After a pause, Kim stood, walked to the glass door beside the picture window, where she’d left her bag. She got the notebook and put it at the end of the table, her hand pressing down on it.

“You didn’t write this?”

“How could I?”

She shook her head, her mouth half-open, a look of disbelief. “I don’t know. You’re getting a PhD in mad science and this is your doctorate? You tell me.”

“No. I didn’t write it.”

There was an orange sticky on the cover with his name, Vin. Questions were scribbled on it—“Where are things stored?” “How does breathing work?” It was her handwriting, tall up and down strokes. He’d forgotten her handwriting.

“What about you?” he asked. “Do you have kids?”

“I don’t know what to think of you.”

“I could show you Bill’s emails. But they’re gone. And his messages to me. They’re gone.”

She said, “You don’t remember?” He looked confused. “Me,” she said. “Not as a kid.”

“What should I remember?”

She looked at the notebook then pushed it toward him.

“I’ll change this,” he said.

“I don’t think you will.”

But he could see that she wouldn’t fight him.

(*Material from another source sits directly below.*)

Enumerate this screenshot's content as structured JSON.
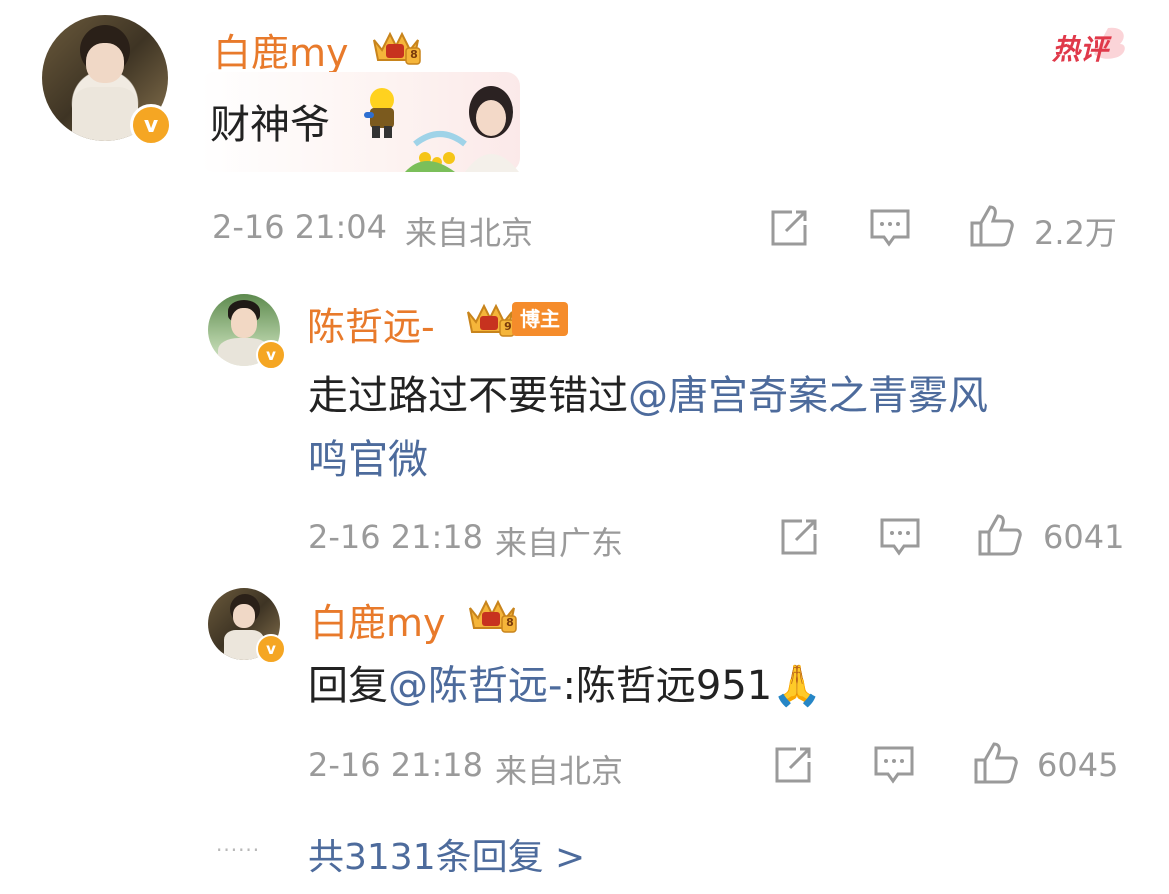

He lay in the crèche thinking about lucid dreaming as the system whirred to life. Wikipedia described a lucid dreamer’s “awareness of the capacity to make decisions,” but Vin hadn’t made any decisions. The one possible exception was urging Bucky to throw the lighter and Bucky might have done that anyway. This time, he wanted to focus on making decisions and taking action.

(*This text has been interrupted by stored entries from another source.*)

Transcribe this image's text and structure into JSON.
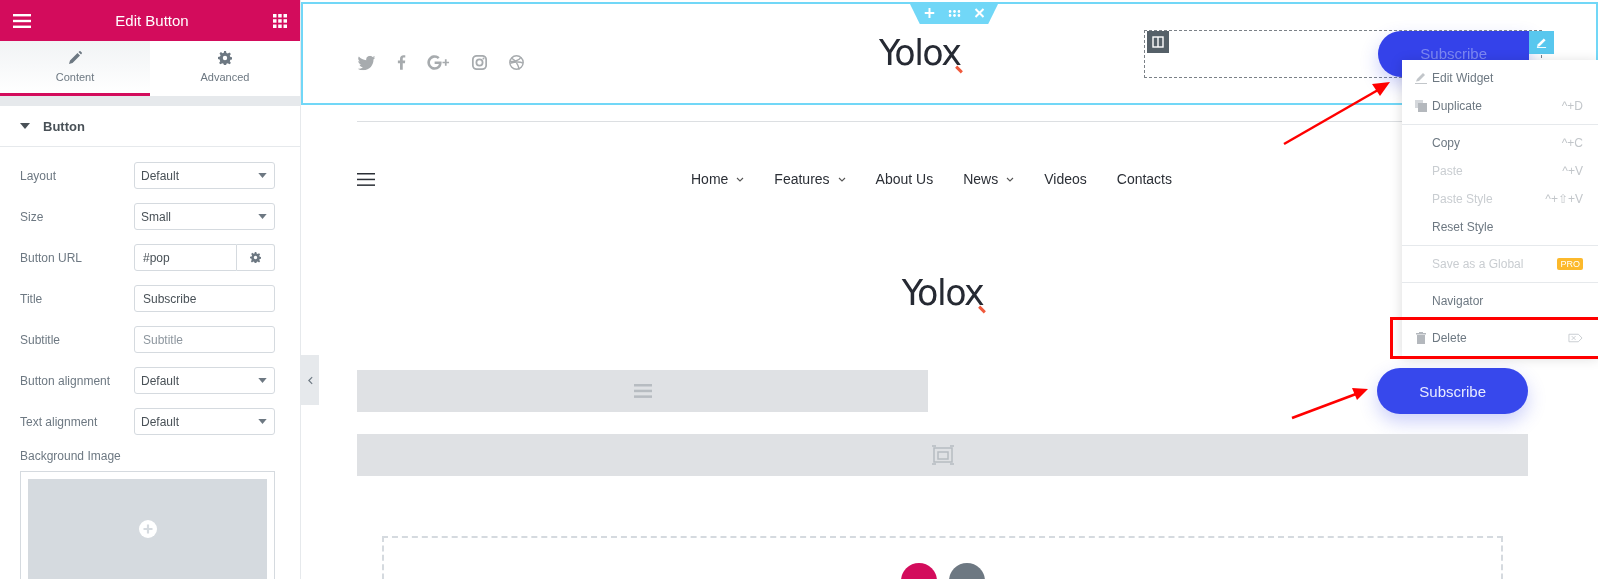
{
  "editor": {
    "title": "Edit Button",
    "tabs": [
      {
        "label": "Content",
        "kind": "pencil",
        "selected": true
      },
      {
        "label": "Advanced",
        "kind": "gear",
        "selected": false
      }
    ],
    "section": {
      "title": "Button",
      "expanded": true
    },
    "controls": [
      {
        "kind": "select",
        "label": "Layout",
        "value": "Default"
      },
      {
        "kind": "select",
        "label": "Size",
        "value": "Small"
      },
      {
        "kind": "url",
        "label": "Button URL",
        "value": "#pop"
      },
      {
        "kind": "text",
        "label": "Title",
        "value": "Subscribe"
      },
      {
        "kind": "text",
        "label": "Subtitle",
        "placeholder": "Subtitle"
      },
      {
        "kind": "select",
        "label": "Button alignment",
        "value": "Default"
      },
      {
        "kind": "select",
        "label": "Text alignment",
        "value": "Default"
      }
    ],
    "background_image": {
      "label": "Background Image"
    }
  },
  "preview": {
    "header": {
      "logo": "Yolox",
      "button": "Subscribe"
    },
    "nav": [
      {
        "label": "Home",
        "dropdown": true
      },
      {
        "label": "Features",
        "dropdown": true
      },
      {
        "label": "About Us",
        "dropdown": false
      },
      {
        "label": "News",
        "dropdown": true
      },
      {
        "label": "Videos",
        "dropdown": false
      },
      {
        "label": "Contacts",
        "dropdown": false
      }
    ],
    "logo": "Yolox",
    "button": "Subscribe"
  },
  "context_menu": {
    "groups": [
      [
        {
          "label": "Edit Widget",
          "kind": "edit",
          "disabled": false
        },
        {
          "label": "Duplicate",
          "kind": "duplicate",
          "shortcut": "^+D",
          "disabled": false
        }
      ],
      [
        {
          "label": "Copy",
          "kind": "plain",
          "shortcut": "^+C",
          "disabled": false
        },
        {
          "label": "Paste",
          "kind": "plain",
          "shortcut": "^+V",
          "disabled": true
        },
        {
          "label": "Paste Style",
          "kind": "plain",
          "shortcut": "^+⇧+V",
          "disabled": true
        },
        {
          "label": "Reset Style",
          "kind": "plain",
          "disabled": false
        }
      ],
      [
        {
          "label": "Save as a Global",
          "kind": "plain",
          "badge": "PRO",
          "disabled": true
        }
      ],
      [
        {
          "label": "Navigator",
          "kind": "plain",
          "disabled": false
        }
      ],
      [
        {
          "label": "Delete",
          "kind": "delete",
          "disabled": false,
          "highlighted": true
        }
      ]
    ]
  }
}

As for everything else, his world had changed in dreamlike ways. He had tried to see through Kim’s Kim-ness into what was really happening, but the person he had been talking with had an individual particularity that was so precisely like Kim that she reminded him of many things he had lost when she died. The person was very intensely Kim. Element Kim.

And he couldn’t think of her alive without seeing Bill’s shadow stretching out behind her. The thing that would always bring Bill back from a bender was Kim asking him to stop. Vin had a brother and sister who were much older, but his blood siblings only paid attention to him when they were embarrassed by him. They were faded still images compared to Bill and Kim.

Bill and Kim had always been patient with him, and with his temper. Over time, he’d figured out how to avoid the bigger tantrums, how to avoid breaking things and scaring people, but his family remembered and would recite a litany of incidents they maintained by consensus. His howling meltdown when the Cinerama reopened and they wouldn’t refund him for the box of Mike and Ike that had all the candies fused together. The time he flipped a desk, shouted over and over that his biology teacher was a sock puppet, and stabbed himself in the thigh with a pencil. Their voices and laughter ignored his reasons and exaggerated the humiliating details, blurring away the real Vin until all that was left was the thing they believed or wanted him to be. Bill and Kim remembered, but they also listened to his explanations. They heard him when he told them he knew what was happening but couldn’t help himself, and when he promised to change. Element Vin. Element Kim. Element Bill.